I'm going to put the direct version below, and invite answers proposing how it could be shaped into a form that is suitable for the site. We might establish that there isn't a suitable version, which will be good to figure out too, or that actually everyone is fine with this version. I want to separate this discussion from thinking about concrete examples on the main site where people have had a more direct involvement already, so it's a fresh question nobody's had any engagement with before.
How have modern languages dealt with (Unicode) strings?
Languages developed over the last fifteen years or so have been well within the "ubiquitous Unicode" era, and been able to design their string types accordingly.
I'm looking for examples of how different real-world languages with their primary release from 2008-2018 represent textual strings, how access within strings (e.g. indexing or iteration) behaves at the language level, the functioning of string equality, any performance or semantic tradeoffs made within that, and when appropriate how these choices have been received by programmers over the time since.

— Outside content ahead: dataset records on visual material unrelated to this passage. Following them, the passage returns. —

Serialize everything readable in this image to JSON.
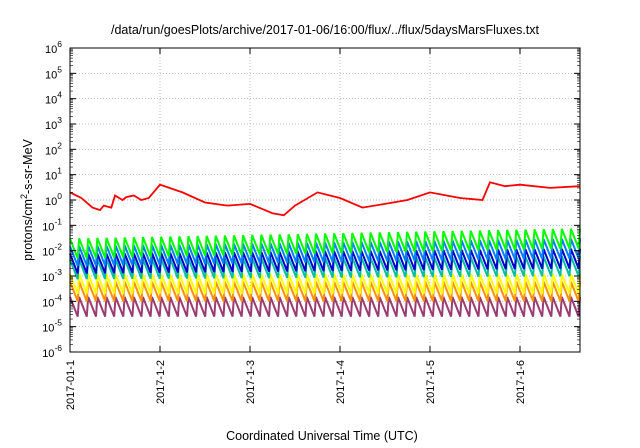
{
  "chart_data": {
    "type": "line",
    "title": "/data/run/goesPlots/archive/2017-01-06/16:00/flux/../flux/5daysMarsFluxes.txt",
    "xlabel": "Coordinated Universal Time (UTC)",
    "ylabel_parts": {
      "base": "protons/cm",
      "sup": "2",
      "rest": "-s-sr-MeV"
    },
    "yscale": "log",
    "ylim": [
      1e-06,
      1000000.0
    ],
    "y_tick_labels": [
      {
        "base": "10",
        "exp": "-6"
      },
      {
        "base": "10",
        "exp": "-5"
      },
      {
        "base": "10",
        "exp": "-4"
      },
      {
        "base": "10",
        "exp": "-3"
      },
      {
        "base": "10",
        "exp": "-2"
      },
      {
        "base": "10",
        "exp": "-1"
      },
      {
        "base": "10",
        "exp": "0"
      },
      {
        "base": "10",
        "exp": "1"
      },
      {
        "base": "10",
        "exp": "2"
      },
      {
        "base": "10",
        "exp": "3"
      },
      {
        "base": "10",
        "exp": "4"
      },
      {
        "base": "10",
        "exp": "5"
      },
      {
        "base": "10",
        "exp": "6"
      }
    ],
    "xlim": [
      "2017-01-01",
      "2017-01-06 16:00"
    ],
    "x_tick_labels": [
      "2017-01-1",
      "2017-1-2",
      "2017-1-3",
      "2017-1-4",
      "2017-1-5",
      "2017-1-6"
    ],
    "grid": true,
    "series": [
      {
        "color": "#ff0000",
        "x": [
          "2017-01-01 00:00",
          "2017-01-01 03:00",
          "2017-01-01 06:00",
          "2017-01-01 08:00",
          "2017-01-01 09:00",
          "2017-01-01 11:00",
          "2017-01-01 12:00",
          "2017-01-01 14:00",
          "2017-01-01 15:00",
          "2017-01-01 17:00",
          "2017-01-01 19:00",
          "2017-01-01 21:00",
          "2017-01-02 00:00",
          "2017-01-02 06:00",
          "2017-01-02 12:00",
          "2017-01-02 18:00",
          "2017-01-03 00:00",
          "2017-01-03 06:00",
          "2017-01-03 09:00",
          "2017-01-03 12:00",
          "2017-01-03 18:00",
          "2017-01-04 00:00",
          "2017-01-04 06:00",
          "2017-01-04 12:00",
          "2017-01-04 18:00",
          "2017-01-05 00:00",
          "2017-01-05 08:00",
          "2017-01-05 14:00",
          "2017-01-05 16:00",
          "2017-01-05 20:00",
          "2017-01-06 00:00",
          "2017-01-06 08:00",
          "2017-01-06 16:00"
        ],
        "values": [
          2,
          1.2,
          0.5,
          0.4,
          0.6,
          0.5,
          1.5,
          1.0,
          1.3,
          1.5,
          1.0,
          1.2,
          4.0,
          2.0,
          0.8,
          0.6,
          0.7,
          0.3,
          0.25,
          0.6,
          2.0,
          1.2,
          0.5,
          0.7,
          1.0,
          2.0,
          1.2,
          1.0,
          5.0,
          3.5,
          4.0,
          3.0,
          3.5
        ]
      },
      {
        "color": "#00ff00",
        "x": [
          "2017-01-01 00:00",
          "2017-01-06 16:00"
        ],
        "values": [
          0.02,
          0.05
        ]
      },
      {
        "color": "#0080ff",
        "x": [
          "2017-01-01 00:00",
          "2017-01-06 16:00"
        ],
        "values": [
          0.01,
          0.02
        ]
      },
      {
        "color": "#0000cc",
        "x": [
          "2017-01-01 00:00",
          "2017-01-06 16:00"
        ],
        "values": [
          0.005,
          0.008
        ]
      },
      {
        "color": "#00c0a0",
        "x": [
          "2017-01-01 00:00",
          "2017-01-06 16:00"
        ],
        "values": [
          0.003,
          0.004
        ]
      },
      {
        "color": "#ffff00",
        "x": [
          "2017-01-01 00:00",
          "2017-01-06 16:00"
        ],
        "values": [
          0.0008,
          0.0008
        ]
      },
      {
        "color": "#ff9000",
        "x": [
          "2017-01-01 00:00",
          "2017-01-06 16:00"
        ],
        "values": [
          0.0004,
          0.0004
        ]
      },
      {
        "color": "#9a3c72",
        "x": [
          "2017-01-01 00:00",
          "2017-01-06 16:00"
        ],
        "values": [
          0.0001,
          0.0001
        ]
      }
    ],
    "sawtooth_cycles": 56
  }
}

Relevant aspects of Unicode itself might include Unicode transformation formats, normalisation, codepoints, code units, and grapheme clusters; language syntax is relevant only as far as it's supporting the semantics.
For context on answers here: at the very least Rust, Swift, Go, and Raku all meet these criteria, all have deliberately addressed Unicode in their native string type, and all have made vastly different choices than each other, within a similar timeframe. There are certainly real answers to this question that have substance. What I want to establish here is a consensus acceptance of the way to elicit useful answers with a question like this, or to establish that it just can't be done.